In a major shake-up of the Vatican's administration on Saturday, Pope Francis replaced Catholicism's top theologian, a conservative German cardinal who has been at odds with the pontiff's vision of a more inclusive Church.
A brief Vatican statement said Cardinal Gerhard Ludwig Mueller's five-year mandate as head of the Congregation for the Doctrine of the Faith, a department charged with defending Catholic doctrine, would not be renewed.
The position is the most important one that a pope fills in the Vatican hierarchy after the Secretary of State. Most incumbents keep it until they retire, which in Mueller's case would have been in six years.

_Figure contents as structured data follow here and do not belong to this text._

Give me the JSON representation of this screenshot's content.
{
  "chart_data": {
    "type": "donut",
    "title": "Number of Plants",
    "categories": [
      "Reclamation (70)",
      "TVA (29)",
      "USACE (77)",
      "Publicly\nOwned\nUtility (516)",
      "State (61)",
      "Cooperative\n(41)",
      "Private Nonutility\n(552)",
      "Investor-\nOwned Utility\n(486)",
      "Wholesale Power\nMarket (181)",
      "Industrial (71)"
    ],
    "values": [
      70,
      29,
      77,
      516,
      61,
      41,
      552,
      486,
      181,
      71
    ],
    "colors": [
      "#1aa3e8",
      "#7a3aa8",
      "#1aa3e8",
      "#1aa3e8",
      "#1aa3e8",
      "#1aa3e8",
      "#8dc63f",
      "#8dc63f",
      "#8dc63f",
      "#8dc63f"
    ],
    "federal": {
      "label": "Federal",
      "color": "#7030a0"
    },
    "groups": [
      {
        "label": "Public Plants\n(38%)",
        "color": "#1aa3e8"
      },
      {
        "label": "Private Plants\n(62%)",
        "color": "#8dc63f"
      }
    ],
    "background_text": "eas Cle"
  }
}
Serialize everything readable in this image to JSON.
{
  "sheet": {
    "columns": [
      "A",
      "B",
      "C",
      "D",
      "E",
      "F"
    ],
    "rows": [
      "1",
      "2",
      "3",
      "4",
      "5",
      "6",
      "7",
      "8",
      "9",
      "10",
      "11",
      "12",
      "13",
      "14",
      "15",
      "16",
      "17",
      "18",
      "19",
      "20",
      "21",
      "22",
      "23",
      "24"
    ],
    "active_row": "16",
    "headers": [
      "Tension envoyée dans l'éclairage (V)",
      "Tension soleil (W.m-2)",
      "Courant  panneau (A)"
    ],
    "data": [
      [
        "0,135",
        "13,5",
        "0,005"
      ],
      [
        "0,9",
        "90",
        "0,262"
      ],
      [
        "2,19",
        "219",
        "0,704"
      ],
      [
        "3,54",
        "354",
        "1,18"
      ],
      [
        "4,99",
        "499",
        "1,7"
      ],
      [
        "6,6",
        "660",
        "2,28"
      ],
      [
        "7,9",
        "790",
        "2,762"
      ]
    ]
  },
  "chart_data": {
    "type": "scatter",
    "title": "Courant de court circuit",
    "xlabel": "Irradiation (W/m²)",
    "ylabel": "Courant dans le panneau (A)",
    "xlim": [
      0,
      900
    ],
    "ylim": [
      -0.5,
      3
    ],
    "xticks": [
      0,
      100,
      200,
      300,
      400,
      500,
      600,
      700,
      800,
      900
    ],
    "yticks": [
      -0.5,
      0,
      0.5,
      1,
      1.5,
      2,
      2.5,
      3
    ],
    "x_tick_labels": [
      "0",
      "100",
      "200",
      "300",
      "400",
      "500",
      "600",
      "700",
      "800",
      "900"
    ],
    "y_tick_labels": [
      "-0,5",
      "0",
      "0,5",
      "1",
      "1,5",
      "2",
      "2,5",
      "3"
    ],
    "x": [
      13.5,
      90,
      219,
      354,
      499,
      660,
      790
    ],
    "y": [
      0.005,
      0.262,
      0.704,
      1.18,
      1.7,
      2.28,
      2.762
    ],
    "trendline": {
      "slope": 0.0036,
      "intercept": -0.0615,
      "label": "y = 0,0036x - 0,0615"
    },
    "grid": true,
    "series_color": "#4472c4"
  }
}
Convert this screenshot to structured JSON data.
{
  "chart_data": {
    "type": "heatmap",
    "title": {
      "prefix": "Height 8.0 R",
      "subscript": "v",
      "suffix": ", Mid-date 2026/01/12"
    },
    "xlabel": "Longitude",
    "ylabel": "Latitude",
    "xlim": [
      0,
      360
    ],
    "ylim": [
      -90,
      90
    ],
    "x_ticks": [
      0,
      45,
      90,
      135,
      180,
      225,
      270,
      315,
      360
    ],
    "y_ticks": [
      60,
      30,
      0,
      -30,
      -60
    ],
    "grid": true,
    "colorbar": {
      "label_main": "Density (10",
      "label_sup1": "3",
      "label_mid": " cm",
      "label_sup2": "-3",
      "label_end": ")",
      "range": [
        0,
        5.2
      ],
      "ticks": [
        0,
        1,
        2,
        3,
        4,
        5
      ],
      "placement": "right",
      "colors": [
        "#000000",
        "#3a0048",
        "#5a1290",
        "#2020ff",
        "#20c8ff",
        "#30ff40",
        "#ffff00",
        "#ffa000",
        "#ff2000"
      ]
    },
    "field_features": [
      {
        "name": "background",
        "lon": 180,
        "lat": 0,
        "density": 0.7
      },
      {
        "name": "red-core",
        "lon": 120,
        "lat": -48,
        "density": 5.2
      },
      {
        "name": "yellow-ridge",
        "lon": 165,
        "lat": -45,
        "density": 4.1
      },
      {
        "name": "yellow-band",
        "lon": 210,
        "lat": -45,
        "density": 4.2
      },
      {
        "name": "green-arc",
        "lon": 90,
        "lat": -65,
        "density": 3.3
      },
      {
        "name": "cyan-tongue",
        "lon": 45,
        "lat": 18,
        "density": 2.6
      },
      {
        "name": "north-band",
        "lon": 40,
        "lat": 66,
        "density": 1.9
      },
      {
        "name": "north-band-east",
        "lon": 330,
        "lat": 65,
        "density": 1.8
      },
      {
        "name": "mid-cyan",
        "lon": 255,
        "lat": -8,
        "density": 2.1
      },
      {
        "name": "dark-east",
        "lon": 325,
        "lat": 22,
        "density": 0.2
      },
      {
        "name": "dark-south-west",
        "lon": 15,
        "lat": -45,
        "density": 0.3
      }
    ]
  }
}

Mueller, 69, who was appointed by former Pope Benedict in 2012, will be succeeded by the department's number two, Archbishop Luis Francisco Ladaria Ferrer.
Ladaria, a 73-year-old Spaniard who, like the Argentine pope is a member of the Jesuit order, is said by those who know him to be a soft-spoken person who shuns the limelight. Mueller, by contrast, often appears in the media.
"They speak the same language and Ladaria is someone who is meek. He does not agitate the pope and does not threaten him," said a priest who works in the Vatican and knows both Mueller and Ladaria, asking not to be named.
Since his election in 2013, Francis has given hope to progressives who want him to forge ahead with his vision for a more welcoming Church that concentrates on mercy rather than the strict enforcement of rigid rules they see as antiquated.
Mueller is one of several cardinals in the Vatican who have publicly sparred with the pope.